Faire un doctorat est un pari. Personne n’est assuré d’avoir un poste de professeur d’université au sortir de ses études doctorales, mais quiconque connaît nos universités sait très bien que le marché, depuis 15 ou 20 ans, favorise nettement les femmes par rapport aux hommes. S’il n’est pas rare de voir des femmes être embauchées sans publication et même parfois sans que la thèse ne soit terminée, il est fréquent, en revanche, de trouver des hommes qui ont un curriculum garni de stages postdoctoraux, de livres et de nombreux articles scientifiques et qui n’ont pas (ou n’auront jamais) la chance d’obtenir un poste de professeur d’université.
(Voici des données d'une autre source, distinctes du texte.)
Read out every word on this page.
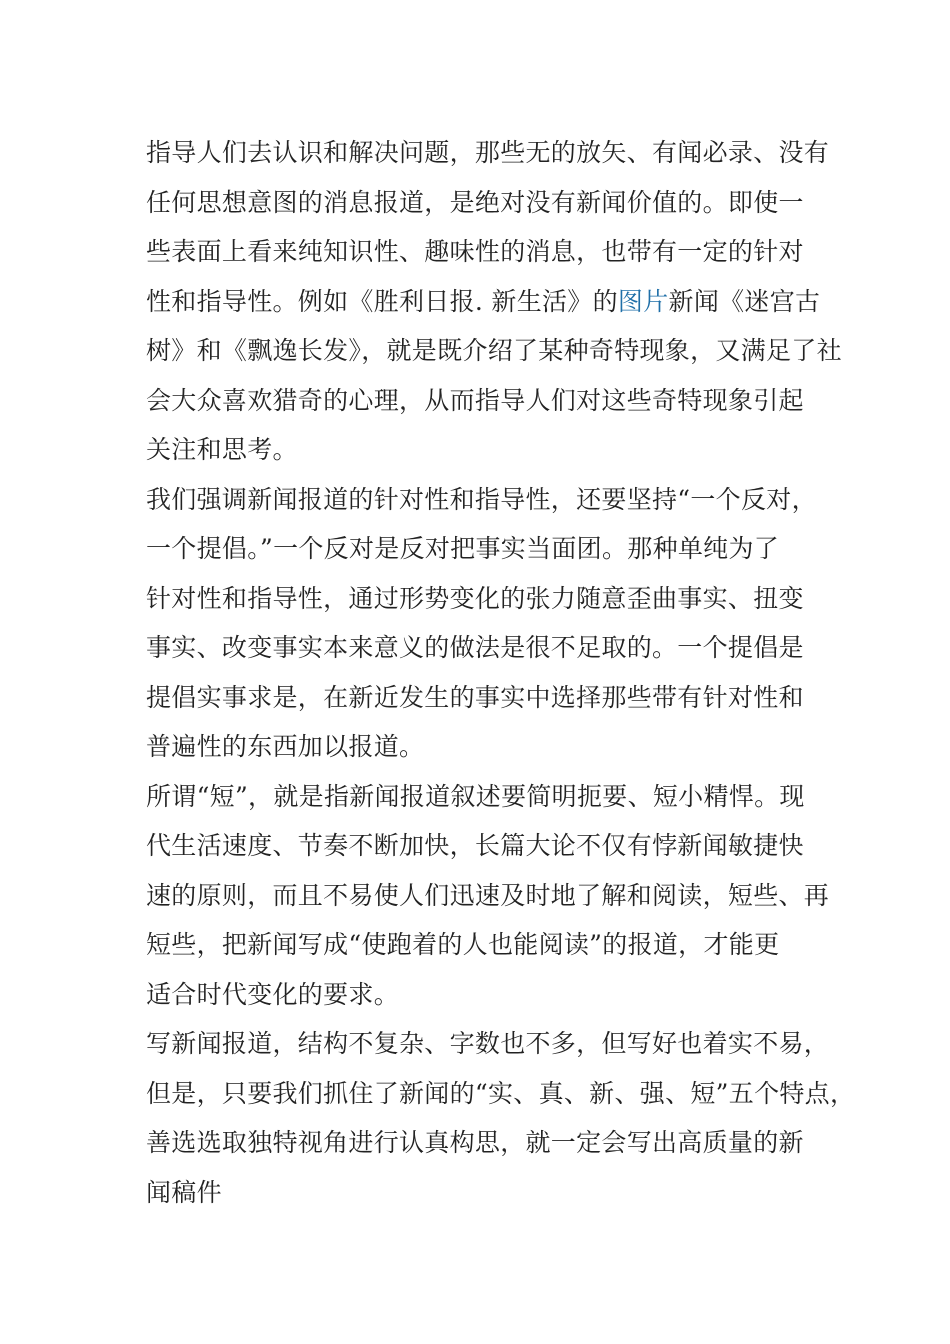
指导人们去认识和解决问题，那些无的放矢、有闻必录、没有
任何思想意图的消息报道，是绝对没有新闻价值的。即使一
些表面上看来纯知识性、趣味性的消息，也带有一定的针对
性和指导性。例如《胜利日报. 新生活》的图片新闻《迷宫古
树》和《飘逸长发》，就是既介绍了某种奇特现象，又满足了社
会大众喜欢猎奇的心理，从而指导人们对这些奇特现象引起
关注和思考。

我们强调新闻报道的针对性和指导性，还要坚持“一个反对，
一个提倡。”一个反对是反对把事实当面团。那种单纯为了
针对性和指导性，通过形势变化的张力随意歪曲事实、扭变
事实、改变事实本来意义的做法是很不足取的。一个提倡是
提倡实事求是，在新近发生的事实中选择那些带有针对性和
普遍性的东西加以报道。

所谓“短”，就是指新闻报道叙述要简明扼要、短小精悍。现
代生活速度、节奏不断加快，长篇大论不仅有悖新闻敏捷快
速的原则，而且不易使人们迅速及时地了解和阅读，短些、再
短些，把新闻写成“使跑着的人也能阅读”的报道，才能更
适合时代变化的要求。

写新闻报道，结构不复杂、字数也不多，但写好也着实不易，
但是，只要我们抓住了新闻的“实、真、新、强、短”五个特点，
善选选取独特视角进行认真构思，就一定会写出高质量的新
闻稿件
Et souvent, pour un homme, le fait d’avoir un meilleur dossier que celui d’une femme en lice ne lui suffit même pas pour décrocher un poste. Dans certains cas, pour être certains d’écarter les candidatures masculines, des départements de sciences sociales ouvrent des postes dans des domaines bien précis du "savoir" féministe. En sociologie, et dans d’autres disciplines gangrenées par le féminisme radical, le postmodernisme et le relativisme, certaines femmes pratiquent un terrorisme intellectuel qui rend plusieurs hommes hésitants à appliquer des règles fondées principalement sur le mérite et l’excellence.
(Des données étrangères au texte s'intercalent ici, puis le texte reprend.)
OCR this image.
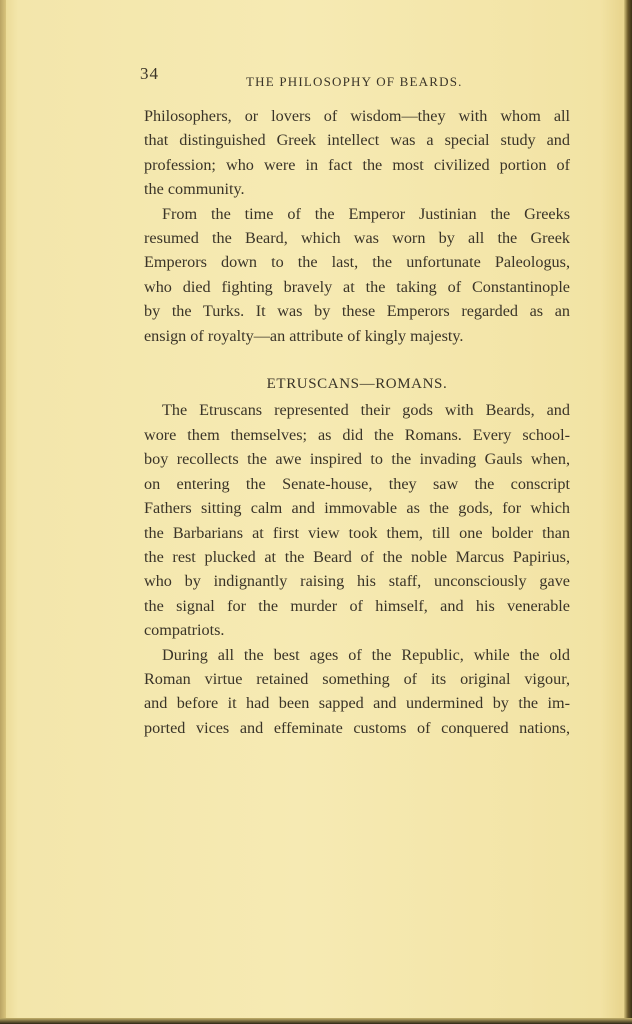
34	THE PHILOSOPHY OF BEARDS.
Philosophers, or lovers of wisdom—they with whom all
that distinguished Greek intellect was a special study and
profession; who were in fact the most civilized portion of
the community.
From the time of the Emperor Justinian the Greeks
resumed the Beard, which was worn by all the Greek
Emperors down to the last, the unfortunate Paleologus,
who died fighting bravely at the taking of Constantinople
by the Turks. It was by these Emperors regarded as an
ensign of royalty—an attribute of kingly majesty.
ETRUSCANS—ROMANS.
The Etruscans represented their gods with Beards, and
wore them themselves; as did the Romans. Every school-
boy recollects the awe inspired to the invading Gauls when,
on entering the Senate-house, they saw the conscript
Fathers sitting calm and immovable as the gods, for which
the Barbarians at first view took them, till one bolder than
the rest plucked at the Beard of the noble Marcus Papirius,
who by indignantly raising his staff, unconsciously gave
the signal for the murder of himself, and his venerable
compatriots.
During all the best ages of the Republic, while the old
Roman virtue retained something of its original vigour,
and before it had been sapped and undermined by the im-
ported vices and effeminate customs of conquered nations,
Je m’abstiendrai ici de relever les cas d’horreur dont j’ai été témoin depuis le début de ma jeune carrière, mais il me semble pour le moins paradoxal que Nathalie Dyke se plaigne des perspectives d’emploi des femmes à l’université quand on sait que celles-ci jouissent déjà d’une situation relativement enviable. On pourrait prendre pour exemple, parmi d’autres, le cas des instituts d’études des femmes que l’on trouve dans à peu près chaque université du pays, qui visent essentiellement, outre la promotion d’objectifs idéologiques précis, à assurer et à réserver des postes de professeur et des chaires à des femmes. Et je ne parle pas ici de certaines bourses et subventions réservées exclusivement à la promotion de projets féministes.

Qu’on me comprenne bien. Je ne prétends absolument pas que les femmes sont moins habilitées que les hommes à remplir des fonctions de professeur d’université - dans des disciplines scientifiques qui se portent bien, comme la psychologie et la science économique, elles jouent déjà un rôle actif et très important -, je dis seulement, et tout simplement, que les femmes doivent être évaluées selon les mêmes critères que les hommes, qu’elles doivent somme toute jouer le jeu de la compétition et de la coopération, qui est une caractéristique fondamentale du progrès du savoir. "Peut-être aurait-il lieu de revoir les exigences requises pour être professeur d’université ?", demande Nathalie Dyke. La question mérite en effet d’être posée. Mais je crois cependant que les exigences devraient être revues à la hausse, non à la baisse.

Ce texte a été publié dans Le Devoir, le 7 mars 2003. L’auteur a autorisé sa diffusion sur Sisyphe.